Nursing Students General Students
Published Jan 28, 2008
rn1daysoon
1 Post
Hello, I am new here and am needing iformation on a care plan. I have a patient with hyponatremia and hypokalemia and need to gather a care plan. Would fluid volume overload be a start? My patient had a cabg on 1-10 and then was readmitted on the 23rd not doing well and this was her admitting diagnosis. She is in a lot of pain and is edematous. Any information would be greatly appreciated.
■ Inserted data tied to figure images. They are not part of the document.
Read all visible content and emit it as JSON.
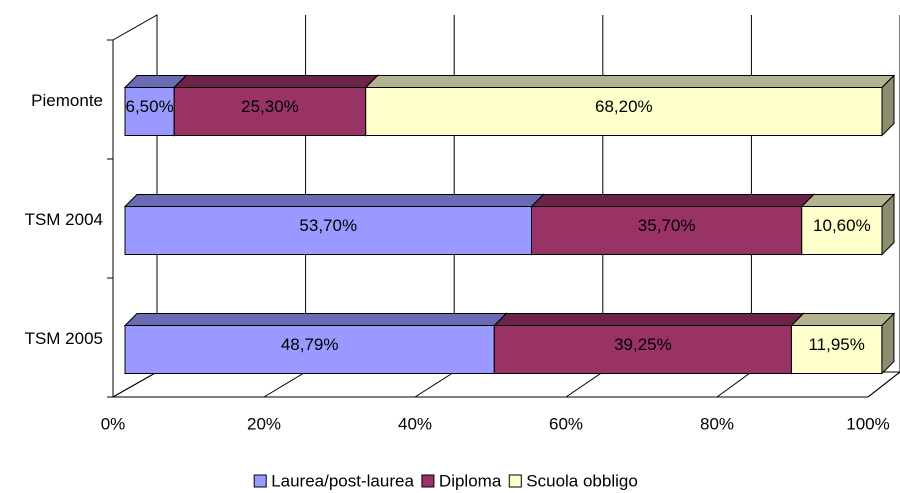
{
  "chart_data": {
    "type": "bar3d-stacked-horizontal",
    "categories": [
      "Piemonte",
      "TSM 2004",
      "TSM 2005"
    ],
    "series": [
      {
        "name": "Laurea/post-laurea",
        "color": "#9999ff",
        "values": [
          6.5,
          53.7,
          48.79
        ],
        "value_labels": [
          "6,50%",
          "53,70%",
          "48,79%"
        ]
      },
      {
        "name": "Diploma",
        "color": "#993366",
        "values": [
          25.3,
          35.7,
          39.25
        ],
        "value_labels": [
          "25,30%",
          "35,70%",
          "39,25%"
        ]
      },
      {
        "name": "Scuola obbligo",
        "color": "#ffffcc",
        "values": [
          68.2,
          10.6,
          11.95
        ],
        "value_labels": [
          "68,20%",
          "10,60%",
          "11,95%"
        ]
      }
    ],
    "xlim": [
      0,
      100
    ],
    "xticks": [
      {
        "value": 0,
        "label": "0%"
      },
      {
        "value": 20,
        "label": "20%"
      },
      {
        "value": 40,
        "label": "40%"
      },
      {
        "value": 60,
        "label": "60%"
      },
      {
        "value": 80,
        "label": "80%"
      },
      {
        "value": 100,
        "label": "100%"
      }
    ],
    "grid": true
  }
}
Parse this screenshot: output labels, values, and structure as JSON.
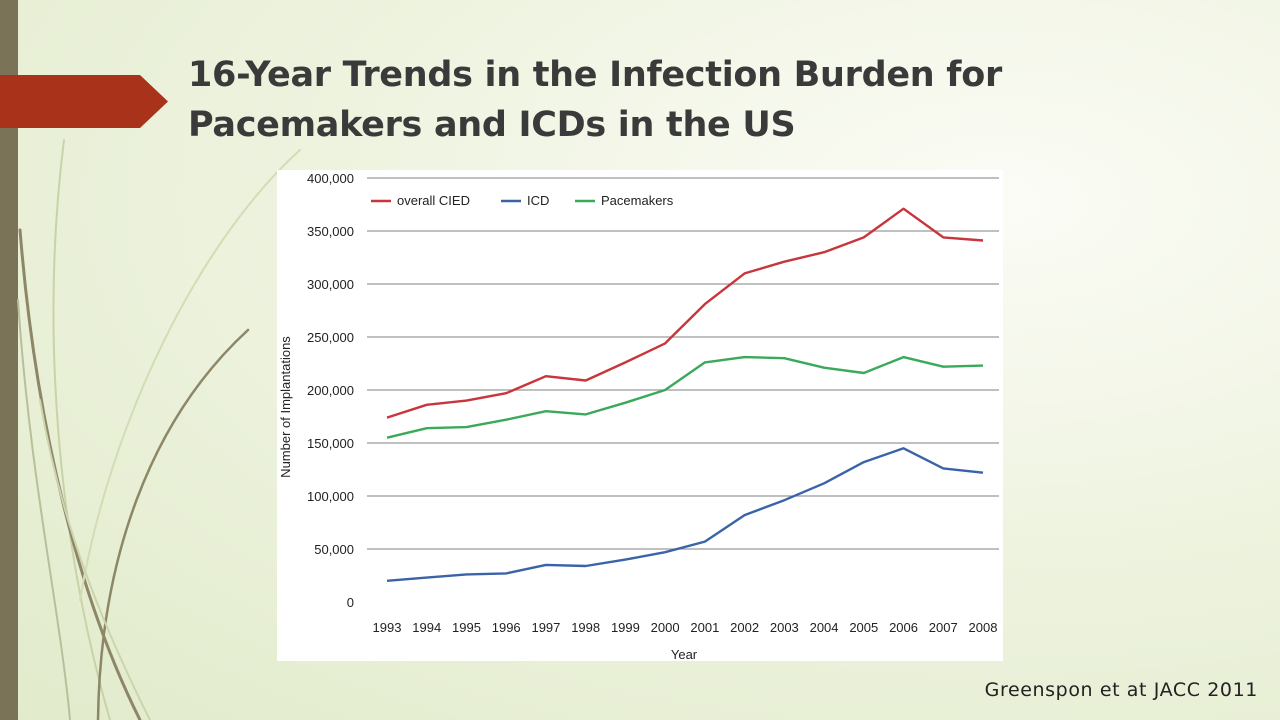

Thank you!
Daytonite, BSN, RN
1 Article; 14,604 Posts
hi, rn1daysoon, and welcome to allnurses! :welcome:
i don't know if fluid volume overload is your patient's problem. in the nanda taxonomy, which you should be using to help you diagnose, edema is also a symptom of a decreased cardiac output, impaired oral mucus membrane, and ineffective tissue perfusion (peripheral).
to get to your patient's problem you must follow the steps of the nursing process.
to start off you should be spending a good deal of time on step #1, the assessment. you need to develop for step #2 a list of abnormal assessment data. to do that you need to go over what you learned during your physical exam, interview of the patient and what you learned from your examination of the patient's medical record. you need to ferret out the non-normal information. those non-normal information items are actually symptoms that form the entire foundation of everything that becomes your care plan. a symptom is an objective observation you or someone else has made or a subjective perception of the patient. in addition, you need to look up information about the patient's medical diagnoses. in this case hyponatremia, hypokalemia and i'm going to go out on a limb and suggest coronary artery disease because that is probably why the patient had the cabg. you need to look up the typical signs and symptoms of these conditions to see if you happened to miss any of them in doing your assessment of the patient. if you did happen to miss any of them, now is the time to add them to the symptom list that you are creating for your care plan. it just so happens that i posted the symptoms of hyponatremia and hypokalemia on this thread the other day:
you also need to look up information about the surgery and post-op recovery for a cabg. this is a major procedure. where was the donor vein harvested from? the lower leg? is this the leg that is involved in the edema? is only one leg swollen? or both? is there congestive heart failure going on here? complications of cabg include:
all this preliminary work must be done before even getting around to determining what the patient's problem and nursing diagnoses are. you need to have as complete a list of patient symptoms by the time you are ready to determine the patient's problem as you can. that list is what determines the direction taken by the remainder of the care plan.
the care plan is nothing more than the documentation of your problem solving effort. we problem solve every day of our lives. let me give you a simple every day example of how we problem solve just the very same way we use the nursing process and care planning:
what is different about care planning is that nursing gave the process a name and some very specific rules to follow. not only that, but instead of one symptom to deal with, we usually have to juggle a handful of them (that's all the symptoms on that symptom list i'm harping to you about). but if you notice one thing about the flat tire scenario, all the effort went into assessing and taking care of the flat tire, not the "diagnosis" of the flat tire. you want to do the same with care plans.
now, once you have the complete list of symptoms and you are satisfied with it you can move on to step #2. for this you really need some sort of nursing diagnosis reference. if your school uses nanda then you need a care plan book or a nursing diagnosis book that has the nanda taxonomy in it. i happen to use nanda-i nursing diagnoses: definitions & classification 2007-2008 which contains, very simply, the current 188 nursing diagnoses, their definitions (these are the real problem statements), defining characteristics (we know them as symptoms) and related factors (the causes that underlie the reasons the symptoms occurred). some schools use their own versions of nursing diagnoses. that's ok. you will still follow the steps of the nursing process. important concept: every nursing diagnosis has a set of symptoms called defining characteristics. in order to put a nursing diagnosis on someone you need to make sure that the patient has at least one if not more than one of those defining characteristics (symptoms). doctors don't diagnose anyone with any disease until they've completed their assessment and reviewed their symptoms. we nurses shouldn't be doing it any differently. we have the nanda criteria to do help us do our diagnosing. in addition, you should also read the definition of the diagnosis to assure that it is indeed the patient's problem. the nursing diagnosis (ex: deficient fluid volume) as you know it is only a label and a shortened version of the definition. it often doesn't do justice to the definition. it is very possible to assign a nursing diagnosis by these labels and be totally wrong if you haven't been careful about verifying that the patient has defining characteristics of that diagnosis and the problem fits his circumstances. don't get hung up on this diagnosis business. the real heart of your care plan is that list of symptoms.
step #3 is a where you are developing goals and interventions for the symptoms on that list. those you will find in your textbooks, care plan books and other various places. everything in this step is all about the patient symptoms. forget the nursing diagnosis at this point. they're academic. for writing goals see post #157 on https://allnurses.com/forums/f50/careplans-help-please-r-t-aeb-121128.html
if you still need help with this, ask. however, i can't help you without knowing more about the patient's symptoms.